1. Après avoir rappelé que la compensation peut être ordonnée en justice entre deux obligations fongibles, certaines, liquides et exigibles (C. civ. art. 1347-1 et 1348), caractéristiques que revêtaient bien la créance et la dette du bailleur, le tribunal judiciaire de Paris fait droit à la demande de compensation.

Dune part, les dispositions relatives à la prorogation des délais échus pendant la période d’urgence sanitaire (Ord. 2020-306 du 25-3-2020 art. 4) interdisent l’exercice par le créancier de certaines voies d’exécution forcée pour recouvrer les loyers échus entre le 12 mars 2020 et le 23 juin 2020 mais ne suspendent pas l’exigibilité du loyer dû par le locataire commercial, qui peut donc être payé par compensation.

D’autre part, les contrats doivent être exécutés de bonne foi (C. civ. art. 1104, ex-art. 1134), ce dont il résulte que les parties sont tenues, en cas de circonstances exceptionnelles, de vérifier si ces circonstances ne rendent pas nécessaire une adaptation des modalités d’exécution de leurs obligations respectives. En l’espèce, le bailleur n’avait pas exigé le paiement immédiat du loyer dans les conditions prévues au contrat (paiement trimestriel des loyers à échoir), mais il avait proposé un aménagement (paiement par mensualités des loyers échus et report de l’échéance d’avril 2020 à la réouverture des commerces), tandis que le locataire n’avait jamais formalisé de demande claire de remise totale ou partielle de sa dette ni sollicité d’aménagement de ses obligations sur une période bien déterminée. Le bailleur avait donc exécuté de bonne foi ses obligations au regard des circonstances.

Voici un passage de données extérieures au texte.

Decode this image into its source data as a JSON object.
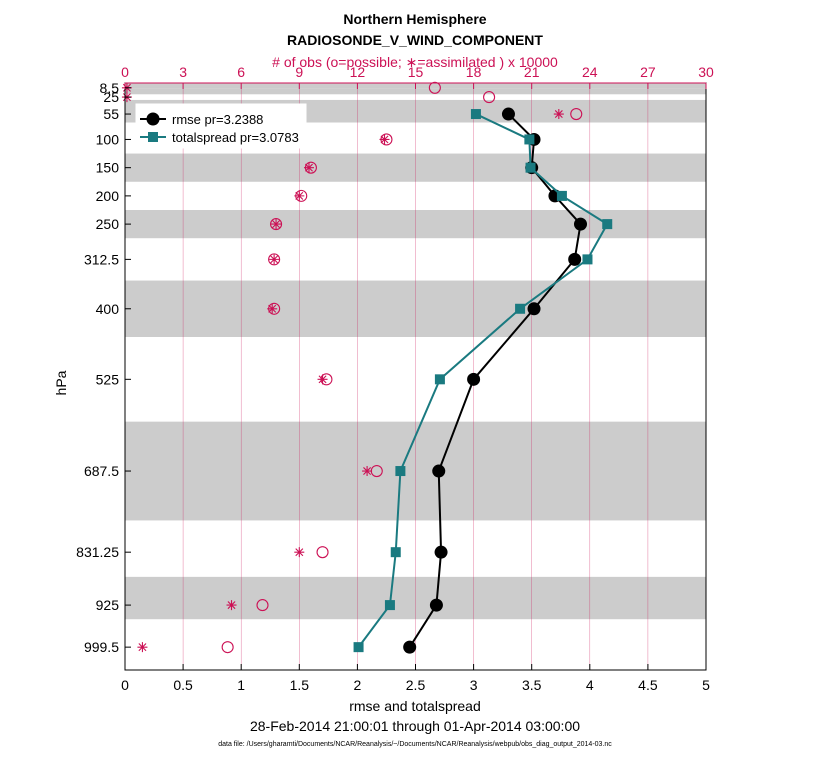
{
  "chart_data": {
    "type": "line",
    "title": "Northern Hemisphere",
    "subtitle": "RADIOSONDE_V_WIND_COMPONENT",
    "top_axis_label": "# of obs (o=possible; ∗=assimilated ) x 10000",
    "xlabel": "rmse and totalspread",
    "ylabel": "hPa",
    "date_range": "28-Feb-2014 21:00:01 through 01-Apr-2014 03:00:00",
    "footnote": "data file: /Users/gharamti/Documents/NCAR/Reanalysis/~/Documents/NCAR/Reanalysis/webpub/obs_diag_output_2014-03.nc",
    "xlim": [
      0,
      5
    ],
    "x_ticks": [
      "0",
      "0.5",
      "1",
      "1.5",
      "2",
      "2.5",
      "3",
      "3.5",
      "4",
      "4.5",
      "5"
    ],
    "top_xlim": [
      0,
      30
    ],
    "top_ticks": [
      "0",
      "3",
      "6",
      "9",
      "12",
      "15",
      "18",
      "21",
      "24",
      "27",
      "30"
    ],
    "levels": [
      "8.5",
      "25",
      "55",
      "100",
      "150",
      "200",
      "250",
      "312.5",
      "400",
      "525",
      "687.5",
      "831.25",
      "925",
      "999.5"
    ],
    "level_values": [
      8.5,
      25,
      55,
      100,
      150,
      200,
      250,
      312.5,
      400,
      525,
      687.5,
      831.25,
      925,
      999.5
    ],
    "ylim": [
      1040,
      0
    ],
    "bands": [
      [
        0,
        10
      ],
      [
        10,
        20
      ],
      [
        30,
        70
      ],
      [
        125,
        175
      ],
      [
        225,
        275
      ],
      [
        350,
        450
      ],
      [
        600,
        775
      ],
      [
        875,
        950
      ]
    ],
    "series": [
      {
        "name": "rmse",
        "legend": "rmse pr=3.2388",
        "color": "#000000",
        "marker": "circle",
        "values": [
          null,
          null,
          3.3,
          3.52,
          3.5,
          3.7,
          3.92,
          3.87,
          3.52,
          3.0,
          2.7,
          2.72,
          2.68,
          2.45
        ]
      },
      {
        "name": "totalspread",
        "legend": "totalspread pr=3.0783",
        "color": "#1a7a80",
        "marker": "square",
        "values": [
          null,
          null,
          3.02,
          3.48,
          3.49,
          3.76,
          4.15,
          3.98,
          3.4,
          2.71,
          2.37,
          2.33,
          2.28,
          2.01
        ]
      }
    ],
    "obs_possible": [
      16,
      18.8,
      23.3,
      13.5,
      9.6,
      9.1,
      7.8,
      7.7,
      7.7,
      10.4,
      13.0,
      10.2,
      7.1,
      5.3
    ],
    "obs_assimilated": [
      0.1,
      0.1,
      22.4,
      13.4,
      9.5,
      9.0,
      7.8,
      7.7,
      7.6,
      10.2,
      12.5,
      9.0,
      5.5,
      0.9
    ],
    "obs_color": "#cc1155"
  }
}
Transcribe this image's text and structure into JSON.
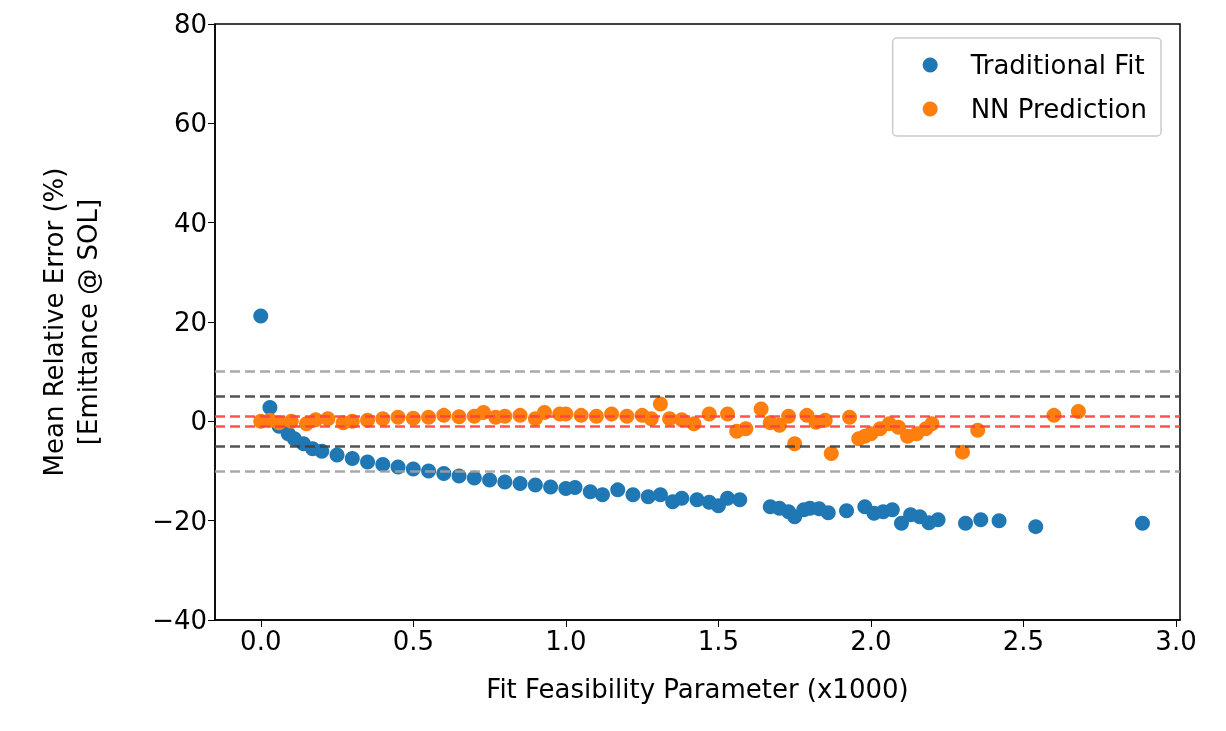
{
  "chart_data": {
    "type": "scatter",
    "xlabel": "Fit Feasibility Parameter (x1000)",
    "ylabel": "Mean Relative Error (%)\n[Emittance @ SOL]",
    "xlim": [
      -0.15,
      3.013
    ],
    "xticks": [
      {
        "value": 0,
        "label": "0.0"
      },
      {
        "value": 0.5,
        "label": "0.5"
      },
      {
        "value": 1,
        "label": "1.0"
      },
      {
        "value": 1.5,
        "label": "1.5"
      },
      {
        "value": 2,
        "label": "2.0"
      },
      {
        "value": 2.5,
        "label": "2.5"
      },
      {
        "value": 3,
        "label": "3.0"
      }
    ],
    "ylim": [
      -40,
      80
    ],
    "yticks": [
      {
        "value": -40,
        "label": "−40"
      },
      {
        "value": -20,
        "label": "−20"
      },
      0,
      20,
      40,
      60,
      80
    ],
    "grid": false,
    "legend": "top right",
    "marker": "circle",
    "series": [
      {
        "name": "Traditional Fit",
        "color": "#1f77b4",
        "x": [
          0,
          0.03,
          0.06,
          0.09,
          0.11,
          0.14,
          0.17,
          0.2,
          0.25,
          0.3,
          0.35,
          0.4,
          0.45,
          0.5,
          0.55,
          0.6,
          0.65,
          0.7,
          0.75,
          0.8,
          0.85,
          0.9,
          0.95,
          1.0,
          1.03,
          1.08,
          1.12,
          1.17,
          1.22,
          1.27,
          1.31,
          1.35,
          1.38,
          1.43,
          1.47,
          1.5,
          1.53,
          1.57,
          1.67,
          1.7,
          1.73,
          1.75,
          1.78,
          1.8,
          1.83,
          1.86,
          1.92,
          1.98,
          2.01,
          2.04,
          2.07,
          2.1,
          2.13,
          2.16,
          2.19,
          2.22,
          2.31,
          2.36,
          2.42,
          2.54,
          2.89
        ],
        "values": [
          21.2,
          2.8,
          -1,
          -2.5,
          -3.5,
          -4.5,
          -5.5,
          -6,
          -6.8,
          -7.5,
          -8.2,
          -8.7,
          -9.2,
          -9.6,
          -10,
          -10.5,
          -11,
          -11.4,
          -11.8,
          -12.2,
          -12.5,
          -12.8,
          -13.2,
          -13.5,
          -13.3,
          -14.2,
          -14.8,
          -13.8,
          -14.8,
          -15.2,
          -14.8,
          -16.2,
          -15.5,
          -15.8,
          -16.3,
          -17,
          -15.5,
          -15.8,
          -17.2,
          -17.5,
          -18.2,
          -19.2,
          -17.8,
          -17.5,
          -17.6,
          -18.4,
          -18,
          -17.2,
          -18.5,
          -18.2,
          -17.8,
          -20.5,
          -18.8,
          -19.2,
          -20.4,
          -19.8,
          -20.5,
          -19.8,
          -20,
          -21.2,
          -20.5
        ]
      },
      {
        "name": "NN Prediction",
        "color": "#ff7f0e",
        "x": [
          0,
          0.03,
          0.06,
          0.1,
          0.15,
          0.18,
          0.22,
          0.27,
          0.3,
          0.35,
          0.4,
          0.45,
          0.5,
          0.55,
          0.6,
          0.65,
          0.7,
          0.73,
          0.77,
          0.8,
          0.85,
          0.9,
          0.93,
          0.98,
          1.0,
          1.05,
          1.1,
          1.15,
          1.2,
          1.25,
          1.28,
          1.31,
          1.34,
          1.38,
          1.42,
          1.47,
          1.53,
          1.56,
          1.59,
          1.64,
          1.67,
          1.7,
          1.73,
          1.75,
          1.79,
          1.82,
          1.85,
          1.87,
          1.93,
          1.96,
          1.98,
          2.0,
          2.03,
          2.06,
          2.09,
          2.12,
          2.15,
          2.18,
          2.2,
          2.3,
          2.35,
          2.6,
          2.68
        ],
        "values": [
          0,
          0.2,
          -0.3,
          0,
          -0.5,
          0.3,
          0.5,
          -0.3,
          0,
          0.2,
          0.5,
          0.8,
          0.6,
          0.8,
          1.2,
          0.9,
          1,
          1.8,
          0.8,
          1,
          1.2,
          0.5,
          1.8,
          1.5,
          1.5,
          1.2,
          1,
          1.5,
          1,
          1.2,
          0.5,
          3.5,
          0.5,
          0.3,
          -0.5,
          1.5,
          1.5,
          -2,
          -1.5,
          2.5,
          -0.3,
          -0.8,
          1,
          -4.5,
          1.2,
          -0.2,
          0.2,
          -6.5,
          0.8,
          -3.5,
          -3,
          -2.5,
          -1.5,
          -0.5,
          -1.2,
          -3,
          -2.5,
          -1.5,
          -0.5,
          -6.2,
          -1.8,
          1.2,
          2
        ]
      }
    ],
    "ref_lines": [
      {
        "axis": "y",
        "value": 10,
        "color": "#a0a0a0",
        "line_style": "dashed"
      },
      {
        "axis": "y",
        "value": -10,
        "color": "#a0a0a0",
        "line_style": "dashed"
      },
      {
        "axis": "y",
        "value": 5,
        "color": "#404040",
        "line_style": "dashed"
      },
      {
        "axis": "y",
        "value": -5,
        "color": "#404040",
        "line_style": "dashed"
      },
      {
        "axis": "y",
        "value": 1,
        "color": "#ff4040",
        "line_style": "dashed"
      },
      {
        "axis": "y",
        "value": -1,
        "color": "#ff4040",
        "line_style": "dashed"
      }
    ]
  }
}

2. En revanche, le tribunal rejette la demande du propriétaire tendant à obtenir des délais de paiement :

  • – ce dernier avait perçu pendant plus de cinq ans un loyer supérieur à celui qu’il aurait dû percevoir, privant le locataire d’une partie de sa trésorerie ;
  • – il ne justifiait pas avoir sollicité un prêt bancaire en présentant l’ensemble de ses ressources et de son patrimoine ;
  • – il subissait les conséquences économiques de l’état d’urgence sanitaire dans les mêmes proportions que son locataire dont les besoins étaient donc équivalents.

A noter : Deux textes dérogatoires (Ord. 2020-306 du 25-3-2020 et Ord. 2020-316 du 25-3-2020) sont susceptibles de venir au secours du locataire commercial rencontrant des difficultés économiques du fait de l’épidémie de Covid-19. Mais si l’un et l’autre de ces textes neutralisent (temporairement pour l’un, définitivement pour l’autre) certaines des sanctions encourues par le locataire en cas de défaut de paiement des loyers pendant la crise sanitaire, et notamment la mise en œuvre des clauses résolutoires, ils n’ont aucune influence sur l’exigibilité des loyers, dont le bailleur peut poursuivre le recouvrement forcé (en ce sens, Rép. Houlier : AN 26-5-2020 p. 3687 n° 28385). Rien dans ces textes ne s’oppose donc à ce que le paiement de ces loyers ait lieu par compensation avec la créance réciproque du locataire, si les conditions de la compensation sont par ailleurs réunies, comme en l’espèce. 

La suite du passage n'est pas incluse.